This topic demonstrates how to delete, update, and merge data in Delta Lake.

Delete data

  • Scala
    import io.delta.tables._
    
    val deltaTable = DeltaTable.forPath(spark, "/tmp/delta_table")
    
    deltaTable.delete("date < '2019-11-11'")
    
    import org.apache.spark.sql.functions._
    import spark.implicits._
    
    deltaTable.delete(col("date") < "2019-11-11")
  • SQL
    DELETE FROM delta_table [AS t] [WHERE t.date < '2019-11-11'];
    Note
    • If no conditions are set, all data is deleted. In this case, the DELETE FROM statement works in the same way as TRUNCATE TABLE.
    • Currently, a WHERE clause with a subquery is not supported. However, if the subquery is a scalar subquery expressed in an SQL statement, you can set the spark.sql.uncorrelated.scalar.subquery.preexecution.enabled parameter to true to support the subquery.

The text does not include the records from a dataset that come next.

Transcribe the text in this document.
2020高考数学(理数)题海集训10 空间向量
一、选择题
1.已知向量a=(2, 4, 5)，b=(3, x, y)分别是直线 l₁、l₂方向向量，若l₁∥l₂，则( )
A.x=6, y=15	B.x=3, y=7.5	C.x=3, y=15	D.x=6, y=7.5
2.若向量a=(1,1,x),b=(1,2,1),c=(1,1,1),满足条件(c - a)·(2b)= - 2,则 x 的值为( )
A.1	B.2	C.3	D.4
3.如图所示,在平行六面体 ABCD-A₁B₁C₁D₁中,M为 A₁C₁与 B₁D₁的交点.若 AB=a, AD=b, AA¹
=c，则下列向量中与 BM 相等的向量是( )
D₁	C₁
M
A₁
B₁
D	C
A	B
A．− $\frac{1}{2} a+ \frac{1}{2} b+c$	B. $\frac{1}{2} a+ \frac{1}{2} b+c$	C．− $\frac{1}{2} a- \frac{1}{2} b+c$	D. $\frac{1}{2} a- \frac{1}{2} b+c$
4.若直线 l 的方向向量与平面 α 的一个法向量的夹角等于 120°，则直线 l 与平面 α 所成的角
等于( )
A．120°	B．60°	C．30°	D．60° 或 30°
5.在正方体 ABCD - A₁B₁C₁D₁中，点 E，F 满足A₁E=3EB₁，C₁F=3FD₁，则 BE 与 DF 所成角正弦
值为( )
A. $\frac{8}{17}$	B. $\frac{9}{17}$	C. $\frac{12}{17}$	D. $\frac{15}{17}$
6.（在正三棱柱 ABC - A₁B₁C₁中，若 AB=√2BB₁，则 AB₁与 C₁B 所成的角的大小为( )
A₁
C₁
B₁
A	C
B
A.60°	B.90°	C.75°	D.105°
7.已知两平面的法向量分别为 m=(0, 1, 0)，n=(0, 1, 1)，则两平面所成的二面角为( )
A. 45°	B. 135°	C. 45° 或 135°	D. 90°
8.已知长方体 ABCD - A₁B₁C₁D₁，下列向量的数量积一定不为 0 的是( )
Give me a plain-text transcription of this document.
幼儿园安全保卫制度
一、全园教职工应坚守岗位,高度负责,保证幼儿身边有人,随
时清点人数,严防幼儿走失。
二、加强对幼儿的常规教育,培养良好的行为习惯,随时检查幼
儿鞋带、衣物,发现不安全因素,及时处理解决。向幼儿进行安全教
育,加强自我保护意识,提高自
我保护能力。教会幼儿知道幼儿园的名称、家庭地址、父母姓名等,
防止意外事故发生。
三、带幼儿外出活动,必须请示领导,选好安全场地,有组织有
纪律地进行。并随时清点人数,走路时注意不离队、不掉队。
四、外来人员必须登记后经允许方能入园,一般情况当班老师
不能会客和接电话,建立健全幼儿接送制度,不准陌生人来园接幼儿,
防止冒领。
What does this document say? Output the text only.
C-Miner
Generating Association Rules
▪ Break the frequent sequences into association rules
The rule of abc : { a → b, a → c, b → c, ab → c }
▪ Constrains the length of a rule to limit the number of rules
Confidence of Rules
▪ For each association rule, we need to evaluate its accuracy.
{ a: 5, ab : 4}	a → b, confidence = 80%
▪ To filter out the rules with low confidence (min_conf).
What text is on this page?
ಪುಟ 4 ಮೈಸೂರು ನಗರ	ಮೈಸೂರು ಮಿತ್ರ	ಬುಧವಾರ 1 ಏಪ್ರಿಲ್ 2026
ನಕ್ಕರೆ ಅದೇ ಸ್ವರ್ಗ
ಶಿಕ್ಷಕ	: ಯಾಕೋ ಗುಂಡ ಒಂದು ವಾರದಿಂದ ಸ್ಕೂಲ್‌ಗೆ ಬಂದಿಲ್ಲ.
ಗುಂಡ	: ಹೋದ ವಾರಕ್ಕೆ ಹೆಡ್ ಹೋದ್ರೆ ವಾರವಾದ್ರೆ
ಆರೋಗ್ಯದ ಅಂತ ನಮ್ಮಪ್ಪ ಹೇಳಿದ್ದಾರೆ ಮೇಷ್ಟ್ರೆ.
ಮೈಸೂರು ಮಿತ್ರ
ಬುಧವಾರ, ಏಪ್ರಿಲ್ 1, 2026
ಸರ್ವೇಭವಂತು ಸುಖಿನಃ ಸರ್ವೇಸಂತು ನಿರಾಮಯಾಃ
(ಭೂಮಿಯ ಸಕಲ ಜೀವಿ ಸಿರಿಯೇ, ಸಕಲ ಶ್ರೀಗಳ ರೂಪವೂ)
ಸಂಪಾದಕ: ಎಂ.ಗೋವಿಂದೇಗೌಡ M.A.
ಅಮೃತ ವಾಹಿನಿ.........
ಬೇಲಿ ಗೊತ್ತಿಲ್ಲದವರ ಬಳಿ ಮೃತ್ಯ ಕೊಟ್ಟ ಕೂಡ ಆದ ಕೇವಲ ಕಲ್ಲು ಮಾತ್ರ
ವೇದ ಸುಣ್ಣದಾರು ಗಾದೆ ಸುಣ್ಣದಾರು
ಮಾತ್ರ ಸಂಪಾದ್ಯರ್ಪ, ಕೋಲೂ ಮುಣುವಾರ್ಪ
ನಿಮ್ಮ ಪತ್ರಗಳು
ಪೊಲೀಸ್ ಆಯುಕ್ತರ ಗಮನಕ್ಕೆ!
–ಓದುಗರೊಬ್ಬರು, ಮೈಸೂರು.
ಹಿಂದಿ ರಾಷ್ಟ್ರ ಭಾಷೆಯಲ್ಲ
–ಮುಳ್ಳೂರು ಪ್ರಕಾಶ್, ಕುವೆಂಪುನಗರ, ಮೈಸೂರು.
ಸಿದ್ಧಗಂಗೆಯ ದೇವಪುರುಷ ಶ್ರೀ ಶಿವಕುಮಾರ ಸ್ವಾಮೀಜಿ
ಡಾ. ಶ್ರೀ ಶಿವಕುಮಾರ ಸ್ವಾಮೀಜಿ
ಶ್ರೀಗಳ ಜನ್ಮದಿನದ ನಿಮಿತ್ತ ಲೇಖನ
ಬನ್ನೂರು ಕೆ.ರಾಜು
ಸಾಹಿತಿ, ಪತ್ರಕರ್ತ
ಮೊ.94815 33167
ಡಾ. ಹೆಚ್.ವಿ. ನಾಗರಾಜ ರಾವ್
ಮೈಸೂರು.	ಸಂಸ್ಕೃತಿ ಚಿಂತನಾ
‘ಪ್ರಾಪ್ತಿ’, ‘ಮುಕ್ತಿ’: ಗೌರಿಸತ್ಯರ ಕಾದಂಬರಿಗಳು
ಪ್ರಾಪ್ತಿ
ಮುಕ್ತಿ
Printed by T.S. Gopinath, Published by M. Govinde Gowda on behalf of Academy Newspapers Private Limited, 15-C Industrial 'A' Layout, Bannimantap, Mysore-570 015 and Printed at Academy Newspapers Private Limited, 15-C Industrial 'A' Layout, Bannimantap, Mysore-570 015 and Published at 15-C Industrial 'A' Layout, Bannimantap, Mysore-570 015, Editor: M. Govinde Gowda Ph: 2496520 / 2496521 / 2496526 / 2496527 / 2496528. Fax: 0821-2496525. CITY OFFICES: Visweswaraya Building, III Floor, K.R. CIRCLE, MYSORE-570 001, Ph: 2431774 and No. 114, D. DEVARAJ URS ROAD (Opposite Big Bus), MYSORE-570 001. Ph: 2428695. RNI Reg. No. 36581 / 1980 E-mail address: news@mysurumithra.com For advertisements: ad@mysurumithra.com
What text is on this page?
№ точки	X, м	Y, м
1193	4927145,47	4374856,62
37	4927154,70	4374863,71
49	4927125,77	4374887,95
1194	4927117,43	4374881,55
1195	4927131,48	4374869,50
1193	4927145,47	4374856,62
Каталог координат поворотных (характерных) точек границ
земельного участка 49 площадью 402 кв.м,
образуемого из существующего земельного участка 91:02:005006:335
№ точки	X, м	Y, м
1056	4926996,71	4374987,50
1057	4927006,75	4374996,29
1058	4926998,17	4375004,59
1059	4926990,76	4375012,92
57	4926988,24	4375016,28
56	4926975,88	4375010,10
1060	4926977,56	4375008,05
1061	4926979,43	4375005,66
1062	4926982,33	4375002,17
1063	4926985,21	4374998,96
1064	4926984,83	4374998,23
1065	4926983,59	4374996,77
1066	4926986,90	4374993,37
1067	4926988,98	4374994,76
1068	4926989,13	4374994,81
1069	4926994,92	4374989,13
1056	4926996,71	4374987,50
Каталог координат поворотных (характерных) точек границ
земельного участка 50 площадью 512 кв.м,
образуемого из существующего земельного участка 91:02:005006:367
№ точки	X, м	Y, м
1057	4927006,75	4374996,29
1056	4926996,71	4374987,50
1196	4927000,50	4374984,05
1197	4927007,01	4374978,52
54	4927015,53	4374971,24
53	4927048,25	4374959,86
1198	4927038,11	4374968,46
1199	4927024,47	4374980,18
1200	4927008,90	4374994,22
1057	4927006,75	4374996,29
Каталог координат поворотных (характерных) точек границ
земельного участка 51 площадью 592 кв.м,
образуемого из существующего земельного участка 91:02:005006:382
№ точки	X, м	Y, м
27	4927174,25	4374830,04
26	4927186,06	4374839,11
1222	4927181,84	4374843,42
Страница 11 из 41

Example:
      DELETE FROM delta_table WHERE t.date < (SELECT date FROM ref_table WHERE ....)
    • If you want to delete the rows that match rows in another table, for example, DELETE FROM target WHERE target.col = ref.col ..., use the merge function.

Update data

  • Scala
    import io.delta.tables._
    
    val deltaTable = DeltaTable.forPath(spark, "/tmp/delta_table")
    
    deltaTable.updateExpr(            // Use an SQL formatted string.
      "name = 'Robet'",
      Map("name" -> "'Robert'")
    
    import org.apache.spark.sql.functions._
    import spark.implicits._
    
    deltaTable.update(                // Use an SQL function and implicit conversion.
      col("name") === "Robet"),
      Map("name" -> lit("Robert"));
  • SQL
    UPDATE delta_table [AS t] SET t.id = t.id + 1 [WHERE t.date < '2019-11-11'];
    Note
    • If no conditions are set, all data is updated.
    • Currently, a WHERE clause with a subquery is not supported. However, if the subquery is a scalar query expressed in an SQL statement, you can set the spark.sql.uncorrelated.scalar.subquery.preexecution.enabled parameter to true to support the subquery. Example:
      UPDATE delta_table SET t.id = t.id + 1 WHERE t.date < (SELECT date FROM ref_table WHERE ....)
    • If you want to update the rows that match rows in another table, for example, UPDATE target SET target.col = ref.col ... or WHERE target.col = ref.col ..., use the merge function.

Merge data

  • Scala
    import io.delta.tables._
    import org.apache.spark.sql.functions._
    
    val updatesDF = ...  // define the updates DataFrame[date, id, name]
    
    DeltaTable.forPath(spark, "/tmp/delta_table")
      .as("target")
      .merge(updatesDF.as("source"), "target.id = source.id")
      .whenMatched("target.name = 'should_update'")
      .updateExpr(Map("target.name" -> "source.name"))
      .whenMatched("target.name = 'should_delete'")
      .delete()
      .whenNotMatched("source.name = 'shoulde_insert'")
      .insertExpr(
        Map(
          "date" -> "updates.date",
          "eventId" -> "updates.eventId",
          "data" -> "updates.data"))
      .execute()
  • SQL
    MERGE INTO target AS t
    USING source AS s
    ON t.date = s.date
    WHEN MATCHED [AND t.name = 'should_update'] THEN UPDATE SET target.name = source.name
    WHEN MATCHED [AND t.name = 'should_delete'] THEN DELETE
    WHEN NOT MATCHED [AND s.name = 'should_insert'] THEN INSERT (t.date, t.name, t.id) VALUES (s.date, s.name.s.id)
    Note
    • The UPDATE and INSERT clauses support using the asterisk (*) as a wildcard. If the clause is set to UPDATE SET * or INSERT *, all fields are updated or inserted.
    • Currently, an ON condition with a subquery is not supported. However, if the subquery is a scalar query expressed in an SQL statement, you can set the spark.sql.uncorrelated.scalar.subquery.preexecution.enabled parameter to true to support the subquery.